Fantastic Ecocritique or Cheerleading?

Judging from the examples given and the critics discussed, the hypothesis attempted to be worked out in this paper regarding the intrinsic embodiment of ecocritical thought in fantastic literature at the very least appears to be worth investigating further. However, there is also reason (as always) to be critical. Michael D. C. Drout reminds us that due to the stigma surrounding fantasy in literary criticism, it is easy to become apologetic or naïve, or as Drout puts it: to “run the risk of being cheerleaders rather than scholars” (18). Drout’s paper, “Beowulf: The Monsters and The Critics Seventy-five Years Later”, is a response to Tolkien’s famous lecture. Although he does not deny the importance of Tolkien’s contribution, Drout nonetheless points out that Tolkien defending monsters and heroes “because no one else was” ultimately led to a category mistake of over-allegory: “all of a sudden we’re not talking about monsters, we’re talking about us” (20).

Drout thus calls for caution and nuanced, critical approach from the fantasy apologist, and this is good to have in mind also when exploring ecocentrism in fantasy. One could argue that anthropocentrism is just as easily found in Tolkien as ecocentrism, looking for instance at the elves in Middle-Earth, who are manipulating nature just as much as humans or orcs (who said the mallorn trees benefit from growing into elven castles?). Le Guin actually points out the anthropocentrism inherent in Pullman’s dæmons: “They are fragments or images of the human psyche given animal shape, wholly contingent, having no independent being and therefore incapable of relationship. Lyra’s much-emphasized love for her daemon is self-love” (1083).
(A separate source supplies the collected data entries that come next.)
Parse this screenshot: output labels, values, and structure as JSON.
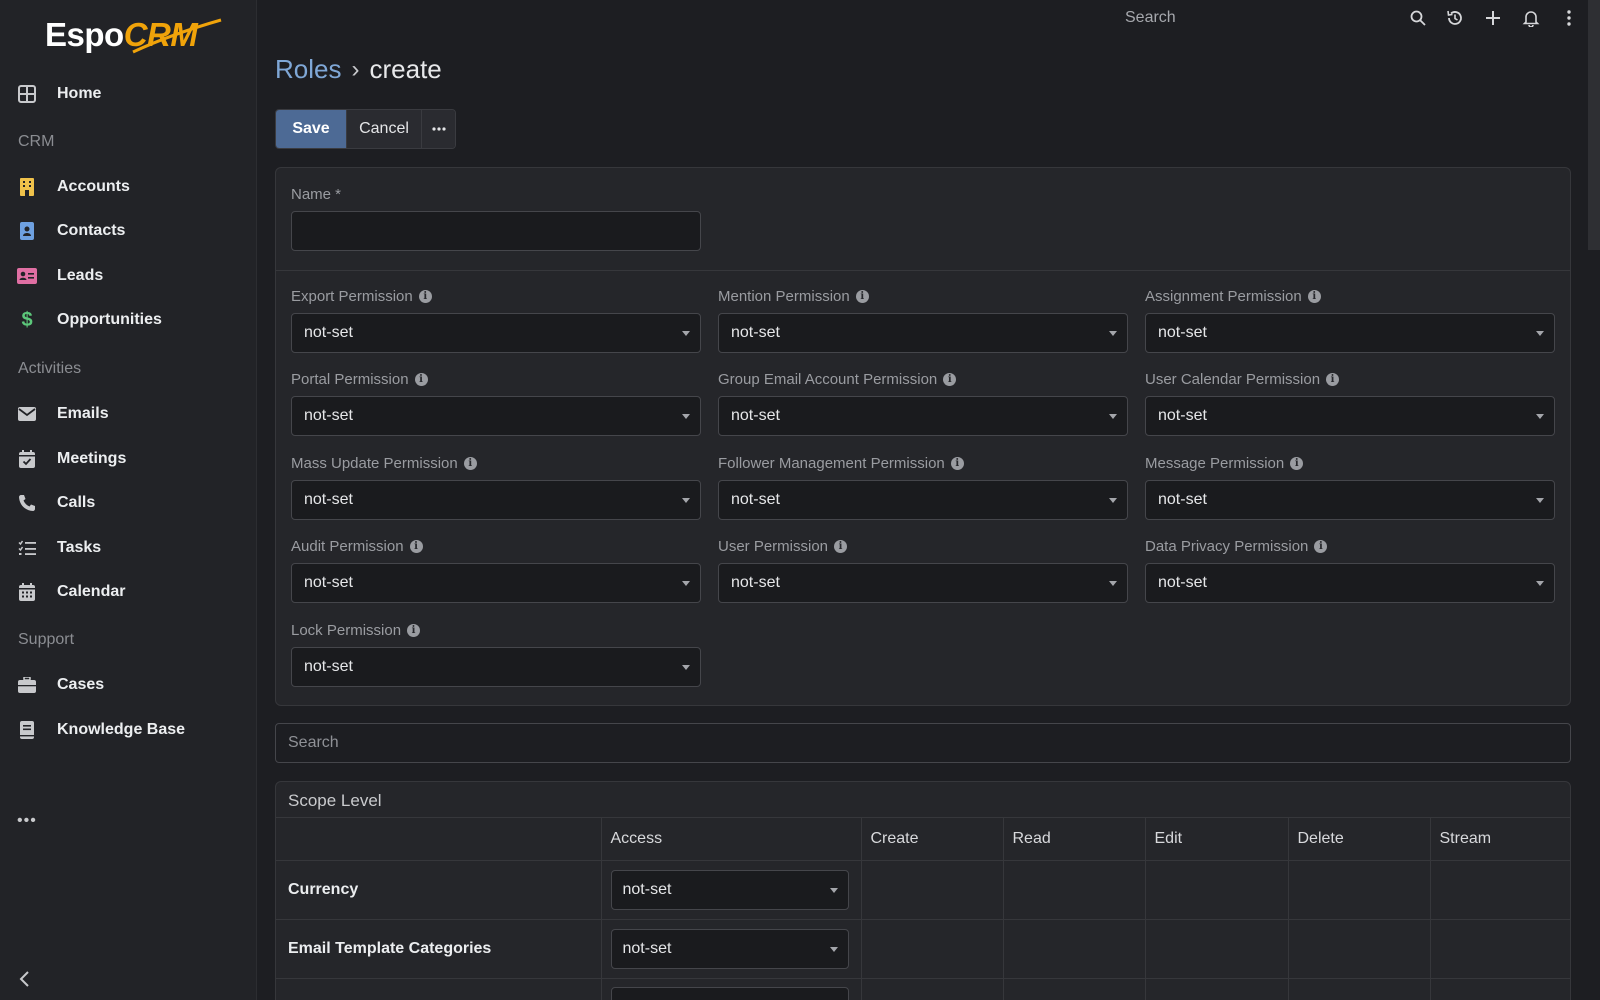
{
  "app": {
    "logo_main": "Espo",
    "logo_accent": "CRM"
  },
  "sidebar": {
    "items": [
      {
        "label": "Home",
        "icon": "grid-icon"
      },
      {
        "label": "Accounts",
        "icon": "building-icon",
        "color": "#f0c24b"
      },
      {
        "label": "Contacts",
        "icon": "contact-card-icon",
        "color": "#6ea0e0"
      },
      {
        "label": "Leads",
        "icon": "id-card-icon",
        "color": "#e06fa3"
      },
      {
        "label": "Opportunities",
        "icon": "dollar-icon",
        "color": "#5cc77a"
      },
      {
        "label": "Emails",
        "icon": "envelope-icon"
      },
      {
        "label": "Meetings",
        "icon": "calendar-check-icon"
      },
      {
        "label": "Calls",
        "icon": "phone-icon"
      },
      {
        "label": "Tasks",
        "icon": "checklist-icon"
      },
      {
        "label": "Calendar",
        "icon": "calendar-icon"
      },
      {
        "label": "Cases",
        "icon": "briefcase-icon"
      },
      {
        "label": "Knowledge Base",
        "icon": "book-icon"
      }
    ],
    "sections": {
      "crm": "CRM",
      "activities": "Activities",
      "support": "Support"
    },
    "more": "•••"
  },
  "topbar": {
    "search_placeholder": "Search"
  },
  "breadcrumb": {
    "parent": "Roles",
    "separator": "›",
    "current": "create"
  },
  "buttons": {
    "save": "Save",
    "cancel": "Cancel",
    "more": "•••"
  },
  "form": {
    "name_label": "Name *",
    "name_value": "",
    "permissions": [
      {
        "label": "Export Permission",
        "value": "not-set"
      },
      {
        "label": "Mention Permission",
        "value": "not-set"
      },
      {
        "label": "Assignment Permission",
        "value": "not-set"
      },
      {
        "label": "Portal Permission",
        "value": "not-set"
      },
      {
        "label": "Group Email Account Permission",
        "value": "not-set"
      },
      {
        "label": "User Calendar Permission",
        "value": "not-set"
      },
      {
        "label": "Mass Update Permission",
        "value": "not-set"
      },
      {
        "label": "Follower Management Permission",
        "value": "not-set"
      },
      {
        "label": "Message Permission",
        "value": "not-set"
      },
      {
        "label": "Audit Permission",
        "value": "not-set"
      },
      {
        "label": "User Permission",
        "value": "not-set"
      },
      {
        "label": "Data Privacy Permission",
        "value": "not-set"
      },
      {
        "label": "Lock Permission",
        "value": "not-set"
      }
    ]
  },
  "scope_search": {
    "placeholder": "Search"
  },
  "scope": {
    "title": "Scope Level",
    "columns": [
      "",
      "Access",
      "Create",
      "Read",
      "Edit",
      "Delete",
      "Stream"
    ],
    "rows": [
      {
        "name": "Currency",
        "access": "not-set"
      },
      {
        "name": "Email Template Categories",
        "access": "not-set"
      },
      {
        "name": "",
        "access": ""
      }
    ]
  },
  "colors": {
    "accent": "#4d6a95",
    "link": "#7fa7d6",
    "background": "#1d1e22",
    "sidebar": "#222327"
  }
}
In other words, even though non-human, sentient creatures often feature in fantastic literature, they are not immediately signs that the text is (exclusively) ecocentric. Rather, as this paper has shown, the fantasy genre’s subversive-immersive nature gives the fantasy text a higher potential for engaging with ecocritical ideas. This does not mean that other literary genres cannot fulfil such a potential; rather that fantasy has an inherent capacity for exploring it. The author manipulates the fantastic space to her wish, and if the reader agrees to be manipulated –to be immersed –fantasy holds the power to take her, as David Sandner writes it in Fantastic Literature – A Critical Reader (2004), “to the edge of meaning itself” (3). Perhaps it is at the edge of meaning itself that humans may glean a manner of thinking that encompasses more than the anthropocentric.

Acknowledgements

I would like to thank Dr. Frank Brandsma at Utrecht University for his help and guidance in writing this paper.

Notes

1 Brawley defines mythopoetic fantasy as pertaining to “those authors who are employing fantasy as a subversive mode of literature to revise our perceptions of the natural world; and, the distinguishing feature of these authors is going to be an inculcation of a certain religious or mystical “feeling” of the numinous in the reader” (9).

2 Already in 1817, in Biographia Literaia, Samuel Taylor Coleridge coined the famous term for this: the “willing suspension of disbelief” (chapter xiv), although this is a phenomenon applicable to all fiction and not just the fantastic. I would argue however, that fantasy fiction demands from the reader a greater willingness to suspend her disbelief.

3 Other (explicitly) ecocritically-oriented titles on Tolkien’s work: Susan Jeffers’ Arda Inhabited – Environmental Relationships in The Lord of the Rings (2014) and J. R. R. Tolkien: the Forest and the City (2013), ed. Helen Conrad-O’Brien and Gerard Hynes.